Moreover, the international companies need to provide better incentives when employing the children. While doing this, they need to choose a reasonable age bracket for deployment. There should also be a special criterion for selecting the qualified candidates for the jobs (Derrick & Megan, 2008). This will ensure that only the genuine children are selected. The criterion used will ensure that a proper assessment is conducted of the children after receiving appropriate consent from their parents. Additionally, the international companies should put mechanisms in place that will protect the children from exploitation. Normally, when children are employed in some settings, there is usually a tendency of paying them meager wages (Derrick & Megan, 2008). Reports also indicate that they are subjected to manual labor of magnitudes that they cannot manage. As a result, they end being physically abused and mistreated. The way forward is for international companies to develop appropriate payment schemes that are based on industry standards for unskilled workers. A portion of the money paid to the children will be submitted to their parents while the remainder will be kept as their savings. The international companies’ management will also need to ensure that the children’s upkeep is kept is maintained at the best standard.
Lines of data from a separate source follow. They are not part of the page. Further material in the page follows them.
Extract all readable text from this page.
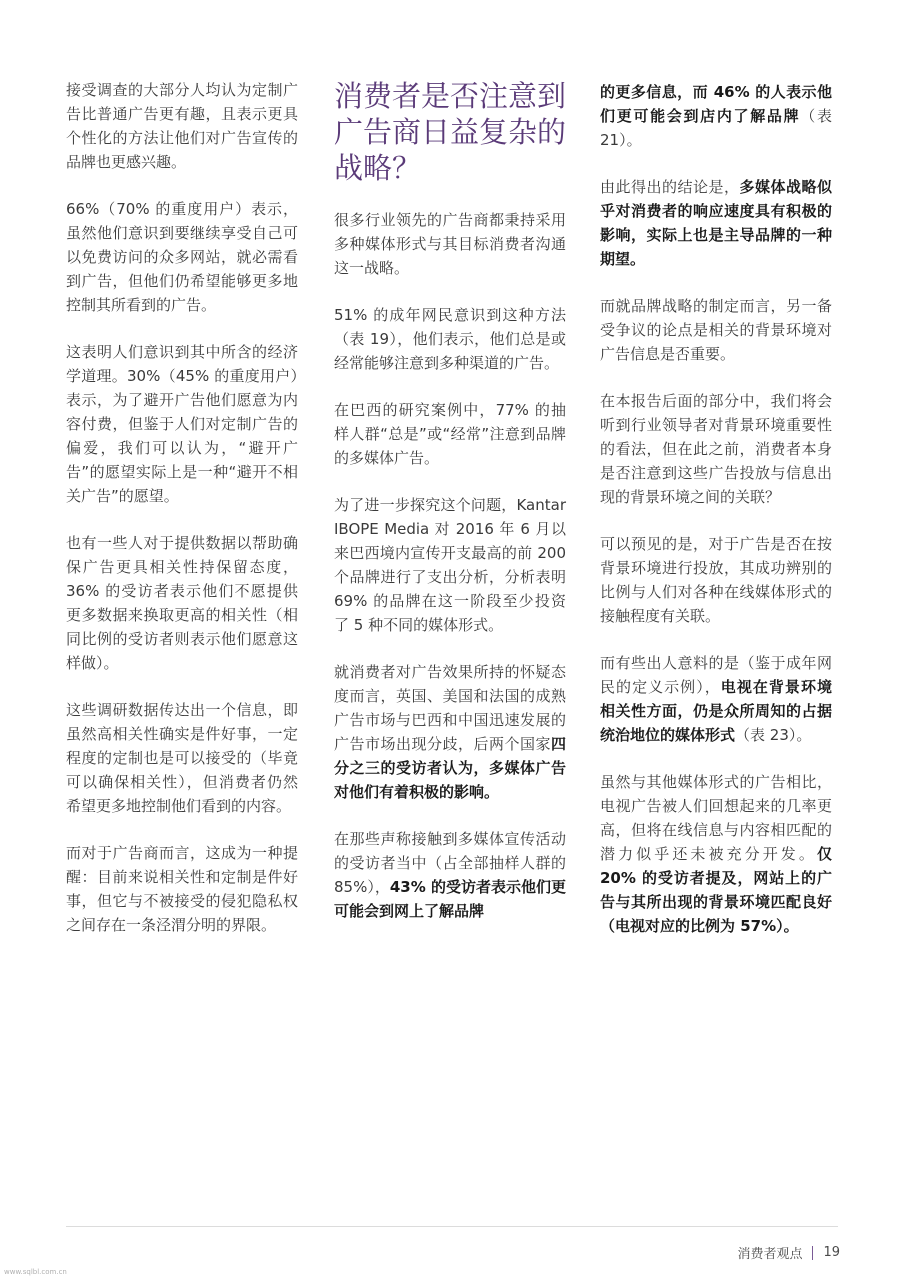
接受调查的大部分人均认为定制广告比普通广告更有趣，且表示更具个性化的方法让他们对广告宣传的品牌也更感兴趣。

66%（70% 的重度用户）表示，虽然他们意识到要继续享受自己可以免费访问的众多网站，就必需看到广告，但他们仍希望能够更多地控制其所看到的广告。

这表明人们意识到其中所含的经济学道理。30%（45% 的重度用户）表示，为了避开广告他们愿意为内容付费，但鉴于人们对定制广告的偏爱，我们可以认为，“避开广告”的愿望实际上是一种“避开不相关广告”的愿望。

也有一些人对于提供数据以帮助确保广告更具相关性持保留态度，36% 的受访者表示他们不愿提供更多数据来换取更高的相关性（相同比例的受访者则表示他们愿意这样做）。

这些调研数据传达出一个信息，即虽然高相关性确实是件好事，一定程度的定制也是可以接受的（毕竟可以确保相关性），但消费者仍然希望更多地控制他们看到的内容。

而对于广告商而言，这成为一种提醒：目前来说相关性和定制是件好事，但它与不被接受的侵犯隐私权之间存在一条泾渭分明的界限。

消费者是否注意到广告商日益复杂的战略？

很多行业领先的广告商都秉持采用多种媒体形式与其目标消费者沟通这一战略。

51% 的成年网民意识到这种方法（表 19），他们表示，他们总是或经常能够注意到多种渠道的广告。

在巴西的研究案例中，77% 的抽样人群“总是”或“经常”注意到品牌的多媒体广告。

为了进一步探究这个问题，Kantar IBOPE Media 对 2016 年 6 月以来巴西境内宣传开支最高的前 200 个品牌进行了支出分析，分析表明 69% 的品牌在这一阶段至少投资了 5 种不同的媒体形式。

就消费者对广告效果所持的怀疑态度而言，英国、美国和法国的成熟广告市场与巴西和中国迅速发展的广告市场出现分歧，后两个国家四分之三的受访者认为，多媒体广告对他们有着积极的影响。

在那些声称接触到多媒体宣传活动的受访者当中（占全部抽样人群的 85%），43% 的受访者表示他们更可能会到网上了解品牌

的更多信息，而 46% 的人表示他们更可能会到店内了解品牌（表 21）。

由此得出的结论是，多媒体战略似乎对消费者的响应速度具有积极的影响，实际上也是主导品牌的一种期望。

而就品牌战略的制定而言，另一备受争议的论点是相关的背景环境对广告信息是否重要。

在本报告后面的部分中，我们将会听到行业领导者对背景环境重要性的看法，但在此之前，消费者本身是否注意到这些广告投放与信息出现的背景环境之间的关联？

可以预见的是，对于广告是否在按背景环境进行投放，其成功辨别的比例与人们对各种在线媒体形式的接触程度有关联。

而有些出人意料的是（鉴于成年网民的定义示例），电视在背景环境相关性方面，仍是众所周知的占据统治地位的媒体形式（表 23）。

虽然与其他媒体形式的广告相比，电视广告被人们回想起来的几率更高，但将在线信息与内容相匹配的潜力似乎还未被充分开发。仅 20% 的受访者提及，网站上的广告与其所出现的背景环境匹配良好（电视对应的比例为 57%）。

消费者观点 19
www.sqlbl.com.cn
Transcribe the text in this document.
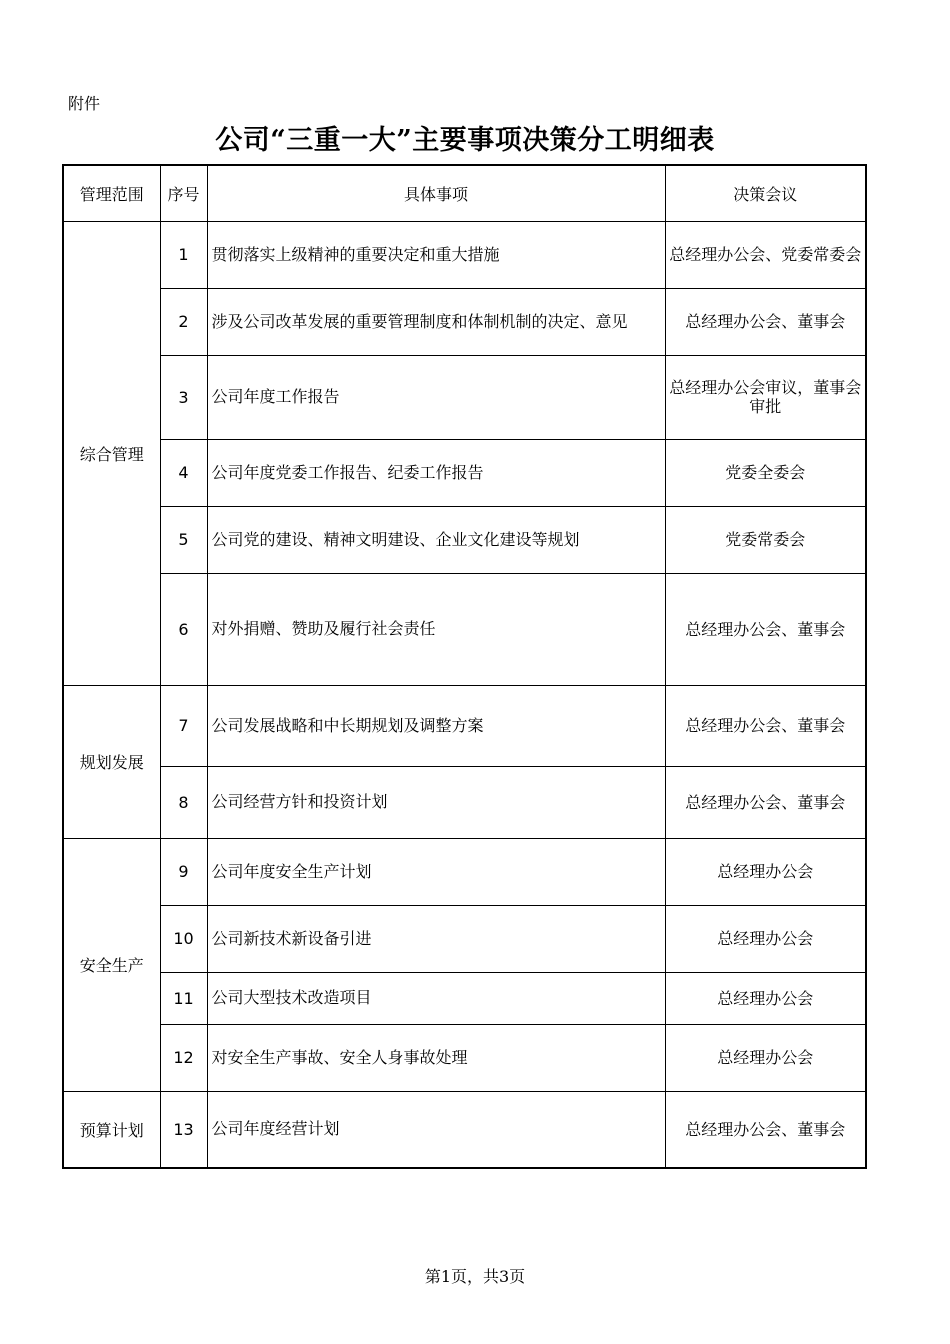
附件
公司“三重一大”主要事项决策分工明细表
管理范围	序号	具体事项	决策会议
综合管理	1	贯彻落实上级精神的重要决定和重大措施	总经理办公会、党委常委会
	2	涉及公司改革发展的重要管理制度和体制机制的决定、意见	总经理办公会、董事会
	3	公司年度工作报告	总经理办公会审议，董事会审批
	4	公司年度党委工作报告、纪委工作报告	党委全委会
	5	公司党的建设、精神文明建设、企业文化建设等规划	党委常委会
	6	对外捐赠、赞助及履行社会责任	总经理办公会、董事会
规划发展	7	公司发展战略和中长期规划及调整方案	总经理办公会、董事会
	8	公司经营方针和投资计划	总经理办公会、董事会
安全生产	9	公司年度安全生产计划	总经理办公会
	10	公司新技术新设备引进	总经理办公会
	11	公司大型技术改造项目	总经理办公会
	12	对安全生产事故、安全人身事故处理	总经理办公会
预算计划	13	公司年度经营计划	总经理办公会、董事会
第1页，共3页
Nevertheless, there will be need for policies to be developed by other industry stakeholders, especially children rights organizations in order to prevent international companies from using this opportunity unfairly. Several suggestions can be proposed. First, restrictions will be placed in certain industries where safety audits have been conducted to approve the capability to accommodate children in chosen roles. Secondly, the companies will need to provide special incentives for the children being employed and among these incentives will include the right to pursue education. Thirdly, the companies will also be required to provide medical and life insurance for these children. Fourthly, the children will only be required to work for a specific period of time, which gives them sufficient time to rest and to pursue their education (Derrick & Megan, 2008). Fifthly, the companies will be required to ensure that these children progress in their education and that they will be absorbed as skilled staff upon completion of specialized training in an area that will benefit the company. Sixthly, there will be need to formulate a policy that will limit the percentage of children that can be employed in a specific setting. For example, the percentage can be placed at 2% so that only genuine cases are allowed. This will also safeguard the professional image of the companies that are involved.